The Semdex marginally built on gains from last week, rising 0.2% w/w to 1,696.65. Value traded was appreciably higher than average, at MUR 307.7m. The biggest contributors to the market’s rise were Banks (+0.1%) and Hotels (+0.4%). Capping the market’s gains were Investment Holding Companies (-1.2%) and Industrials (-0.7%). The currency weakened 1.8% against the EUR, to its weakest point for the year, at MUR 39.17 per EUR (-2.9% YTD). Versus the USD, the MUR strengthened 0.5% to MUR 30.35 per USD.

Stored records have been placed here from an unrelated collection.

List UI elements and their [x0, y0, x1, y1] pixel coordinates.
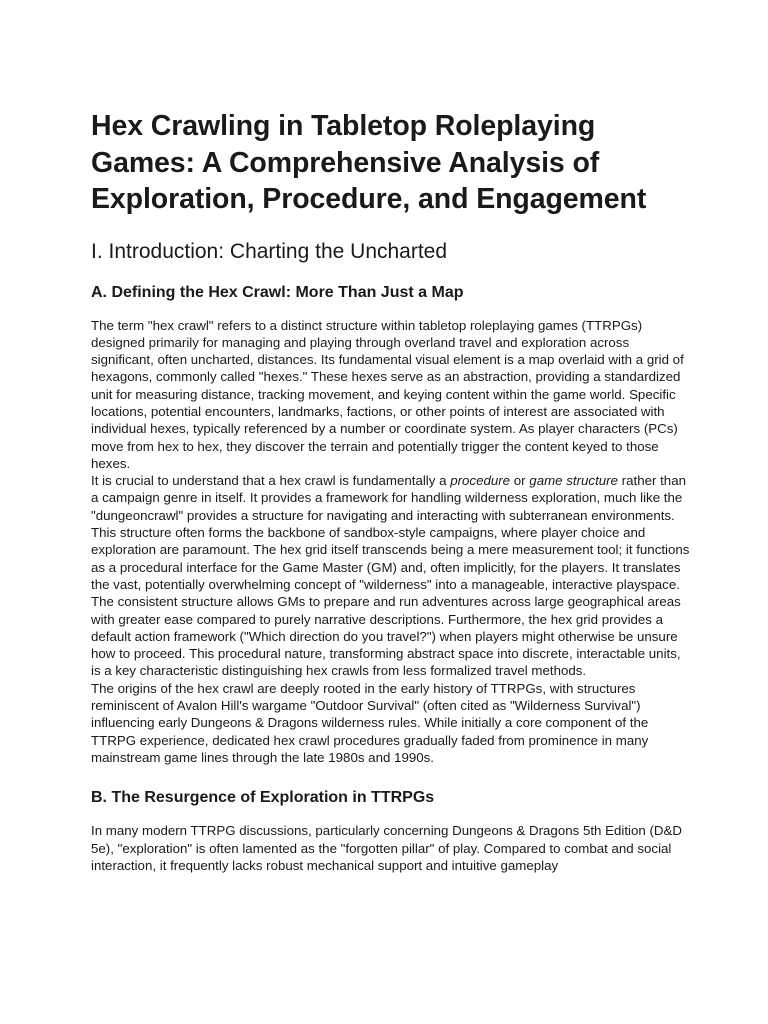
paragraph: In many modern TTRPG discussions, particularly concerning Dungeons & Dragons 5th Edition (D&D 5e), "exploration" is often lamented as the "forgotten pillar" of play. Compared to combat and social interaction, it frequently lacks robust mechanical support and intuitive gameplay [91, 823, 682, 873]
paragraph [91, 472, 691, 680]
text-run: or [510, 473, 530, 489]
subsection-heading-resurgence: B. The Resurgence of Exploration in TTRPGs [91, 789, 435, 807]
emphasis-text: procedure [450, 473, 511, 489]
subsection-heading-defining-hex-crawl: A. Defining the Hex Crawl: More Than Just a Map [91, 283, 464, 301]
section-heading-introduction: I. Introduction: Charting the Uncharted [91, 239, 448, 263]
paragraph: The term "hex crawl" refers to a distinct structure within tabletop roleplaying games (TTRPGs) designed primarily for managing and playing through overland travel and exploration across significant, often uncharted, distances. Its fundamental visual element is a map overlaid with a grid of hexagons, commonly called "hexes." These hexes serve as an abstraction, providing a standardized unit for measuring distance, tracking movement, and keying content within the game world. Specific locations, potential encounters, landmarks, factions, or other points of interest are associated with individual hexes, typically referenced by a number or coordinate system. As player characters (PCs) move from hex to hex, they discover the terrain and potentially trigger the content keyed to those hexes. [91, 317, 684, 471]
text-run: It is crucial to understand that a hex crawl is fundamentally a [91, 473, 451, 489]
emphasis-text: game structure [529, 473, 618, 489]
document-page [91, 108, 691, 874]
document-title: Hex Crawling in Tabletop Roleplaying Games: A Comprehensive Analysis of Exploration, Procedure, and Engagement [91, 110, 647, 215]
subsection-b-body [91, 822, 691, 874]
paragraph: The origins of the hex crawl are deeply rooted in the early history of TTRPGs, with structures reminiscent of Avalon Hill's wargame "Outdoor Survival" (often cited as "Wilderness Survival") influencing early Dungeons & Dragons wilderness rules. While initially a core component of the TTRPG experience, dedicated hex crawl procedures gradually faded from prominence in many mainstream game lines through the late 1980s and 1990s. [91, 680, 649, 765]
text-run: rather than a campaign genre in itself. It provides a framework for handling wilderness exploration, much like the "dungeoncrawl" provides a structure for navigating and interacting with subterranean environments. This structure often forms the backbone of sandbox-style campaigns, where player choice and exploration are paramount. The hex grid itself transcends being a mere measurement tool; it functions as a procedural interface for the Game Master (GM) and, often implicitly, for the players. It translates the vast, potentially overwhelming concept of "wilderness" into a manageable, interactive playspace. The consistent structure allows GMs to prepare and run adventures across large geographical areas with greater ease compared to purely narrative descriptions. Furthermore, the hex grid provides a default action framework ("Which direction do you travel?") when players might otherwise be unsure how to proceed. This procedural nature, transforming abstract space into discrete, interactable units, is a key characteristic distinguishing hex crawls from less formalized travel methods. [91, 473, 690, 679]
subsection-a-body [91, 317, 691, 767]
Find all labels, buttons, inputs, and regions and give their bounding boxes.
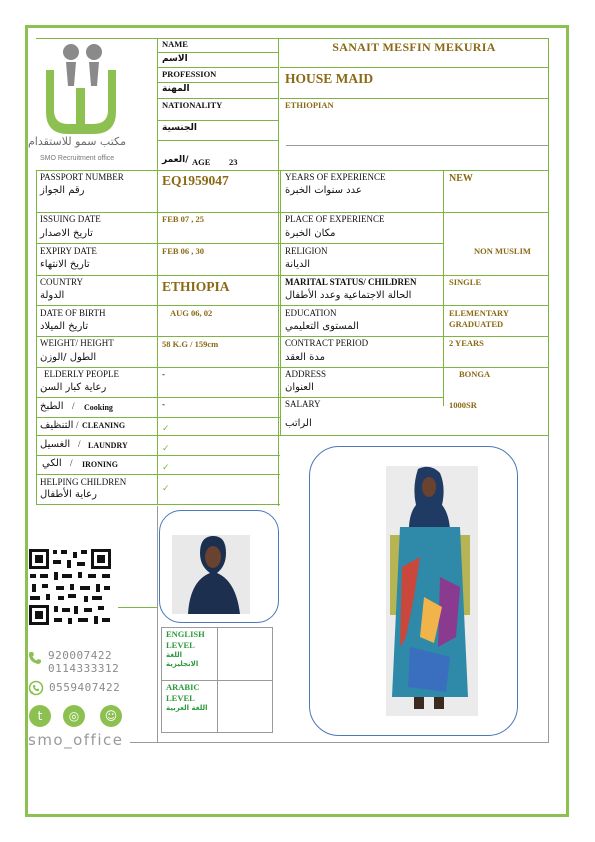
- contract-label-en: CONTRACT PERIOD: [285, 338, 369, 348]
- profession-label-ar: المهنة: [162, 84, 190, 94]
- helping-children-label-ar: رعاية الأطفال: [40, 489, 97, 500]
- dob-value: AUG 06, 02: [170, 308, 213, 318]
- name-label-ar: الاسم: [162, 54, 188, 64]
- phone-number-2: 0114333312: [48, 662, 120, 675]
- laundry-sep: /: [78, 439, 81, 449]
- address-value: BONGA: [459, 369, 491, 379]
- whatsapp-number: 0559407422: [49, 681, 121, 694]
- age-label-ar: العمر/: [162, 155, 189, 165]
- dob-label-ar: تاريخ الميلاد: [40, 321, 89, 332]
- qr-code: [28, 548, 112, 626]
- cooking-label-en: Cooking: [84, 403, 113, 412]
- salary-label-en: SALARY: [285, 399, 321, 409]
- weight-height-label-en: WEIGHT/ HEIGHT: [40, 338, 114, 348]
- education-value-line1: ELEMENTARY: [449, 308, 509, 318]
- country-value: ETHIOPIA: [162, 279, 230, 294]
- arabic-level-label-2: LEVEL: [166, 693, 195, 703]
- helping-children-label-en: HELPING CHILDREN: [40, 477, 127, 487]
- passport-label-en: PASSPORT NUMBER: [40, 172, 124, 182]
- address-label-en: ADDRESS: [285, 369, 327, 379]
- nationality-value: ETHIOPIAN: [285, 100, 334, 110]
- religion-value: NON MUSLIM: [474, 246, 531, 256]
- cleaning-label-en: CLEANING: [82, 421, 126, 430]
- country-label-en: COUNTRY: [40, 277, 84, 287]
- education-value-line2: GRADUATED: [449, 319, 504, 329]
- place-experience-label-en: PLACE OF EXPERIENCE: [285, 214, 385, 224]
- expiry-date-value: FEB 06 , 30: [162, 246, 205, 256]
- issuing-date-value: FEB 07 , 25: [162, 214, 205, 224]
- cleaning-check-icon: ✓: [162, 423, 170, 433]
- profession-value: HOUSE MAID: [285, 71, 374, 86]
- years-experience-value: NEW: [449, 173, 473, 184]
- passport-value: EQ1959047: [162, 173, 229, 188]
- age-label-en: AGE: [192, 157, 211, 167]
- brand-arabic-name: مكتب سمو للاستقدام: [28, 135, 126, 148]
- salary-value: 1000SR: [449, 400, 477, 410]
- laundry-label-en: LAUNDRY: [88, 441, 128, 450]
- nationality-label-ar: الجنسية: [162, 123, 197, 133]
- snapchat-icon[interactable]: ☺: [100, 705, 122, 727]
- arabic-level-label-ar: اللغة العربية: [166, 704, 208, 712]
- smo-logo-mark: [28, 40, 156, 170]
- profession-label-en: PROFESSION: [162, 69, 217, 79]
- expiry-date-label-en: EXPIRY DATE: [40, 246, 97, 256]
- english-level-label-1: ENGLISH: [166, 629, 205, 639]
- helping-children-check-icon: ✓: [162, 483, 170, 493]
- country-label-ar: الدولة: [40, 290, 65, 301]
- cleaning-label-ar: التنظيف: [40, 420, 74, 431]
- education-label-en: EDUCATION: [285, 308, 337, 318]
- arabic-level-label-1: ARABIC: [166, 682, 200, 692]
- address-label-ar: العنوان: [285, 382, 314, 393]
- laundry-label-ar: الغسيل: [40, 439, 71, 450]
- ironing-label-en: IRONING: [82, 460, 119, 469]
- phone-number-1: 920007422: [48, 649, 113, 662]
- brand-logo: [28, 40, 156, 170]
- whatsapp-icon: [28, 680, 44, 696]
- elderly-label-en: ELDERLY PEOPLE: [44, 369, 120, 379]
- laundry-check-icon: ✓: [162, 443, 170, 453]
- english-level-label-2: LEVEL: [166, 640, 195, 650]
- passport-label-ar: رقم الجواز: [40, 185, 85, 196]
- dob-label-en: DATE OF BIRTH: [40, 308, 106, 318]
- weight-height-label-ar: الطول /الوزن: [40, 352, 97, 363]
- expiry-date-label-ar: تاريخ الانتهاء: [40, 259, 90, 270]
- phone-icon: [28, 651, 42, 665]
- twitter-icon[interactable]: t: [29, 705, 51, 727]
- issuing-date-label-en: ISSUING DATE: [40, 214, 101, 224]
- contract-value: 2 YEARS: [449, 338, 484, 348]
- issuing-date-label-ar: تاريخ الاصدار: [40, 228, 93, 239]
- name-value: SANAIT MESFIN MEKURIA: [332, 40, 496, 54]
- ironing-label-ar: الكي: [42, 458, 62, 469]
- salary-label-ar: الراتب: [285, 418, 312, 429]
- brand-handle: smo_office: [28, 731, 124, 749]
- marital-label-ar: الحالة الاجتماعية وعدد الأطفال: [285, 290, 412, 301]
- religion-label-en: RELIGION: [285, 246, 328, 256]
- place-experience-label-ar: مكان الخبرة: [285, 228, 336, 239]
- ironing-sep: /: [70, 458, 73, 468]
- instagram-icon[interactable]: ◎: [63, 705, 85, 727]
- portrait-photo-frame: [159, 510, 279, 623]
- contract-label-ar: مدة العقد: [285, 352, 325, 363]
- portrait-photo: [160, 511, 279, 623]
- education-label-ar: المستوى التعليمي: [285, 321, 359, 332]
- cleaning-sep: /: [76, 420, 79, 430]
- full-body-photo-frame: [309, 446, 518, 736]
- religion-label-ar: الديانة: [285, 259, 311, 270]
- name-label-en: NAME: [162, 39, 188, 49]
- years-experience-label-en: YEARS OF EXPERIENCE: [285, 172, 386, 182]
- brand-english-name: SMO Recruitment office: [40, 155, 115, 162]
- cooking-value: -: [162, 399, 165, 409]
- elderly-label-ar: رعاية كبار السن: [40, 382, 107, 393]
- age-value: 23: [229, 157, 238, 167]
- weight-height-value: 58 K.G / 159cm: [162, 339, 219, 349]
- cooking-sep: /: [72, 401, 75, 411]
- marital-value: SINGLE: [449, 277, 482, 287]
- ironing-check-icon: ✓: [162, 462, 170, 472]
- full-body-photo: [310, 447, 518, 736]
- english-level-label-ar: اللغة الانجليزية: [166, 651, 199, 669]
- nationality-label-en: NATIONALITY: [162, 100, 223, 110]
- marital-label-en: MARITAL STATUS/ CHILDREN: [285, 277, 417, 287]
- cooking-label-ar: الطبخ: [40, 401, 64, 412]
- years-experience-label-ar: عدد سنوات الخبرة: [285, 185, 362, 196]
- elderly-value: -: [162, 369, 165, 379]
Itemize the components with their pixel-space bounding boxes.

The top five traders this week were MCB, Terra Mauricia, Mauritius Union Assurance, Rogers & Co, and Lux Island Resorts. The most significant gainers were New Mauritius Hotels (+1.7%), Ireland Blyth (+0.6%), and MCB (+0.6%). On the downside were Mauritius Stationery (-21.1%), Lux Island Resorts (-7.7% to an all-time low), Dale Capital (-5.6%), POLICY (-4.3%), and Mauritian Eagle (-4.1%).
In company news, Alteo released FY12 results showing EPS rose 5.5% to MUR 3.75. Sales grew 12.6% to MUR 3,673.4m, which management attributed to a record year out of the TPC Ltd sugar operation in Tanzania. In fact, TPC was so important that management noted, “The 2012 performance is mainly attributable to the higher profitability of our Tanzanian operations which helped to offset the loss registered in the property development sector”. Rising finance costs and a non-cash gain in FY11 meant that PAT rise only 5.5% to MUR 700.4m.
Also in the sugar industry, reports of a fire on Terra Mauricia’s northern cane fields weighed on its price. Terra ended the week 2.1% lower at MUR 38.00.
A potentially positive development for the tourism industry is an announcement from Tourism Minister Michael Sik Yuen that Mauritius Air will start operating direct flights to Shanghai, China’s biggest city, two times each week. Unfortunately the flights are only foreseen to start in January 2013, which is quite far away considering the state of the local industry.
In economic news, foreign direct investment in Mauritius rose 19.8% y/y in 1H12 to MUR 4.1bn (USD 133.9m). The Central Bank noted that FDI was focused mainly on real estate (MUR 2.1bn), followed by construction (MUR 1.2bn). The top source of FDI was South Africa (MUR 1.3bn), followed by France (MUR 1bn).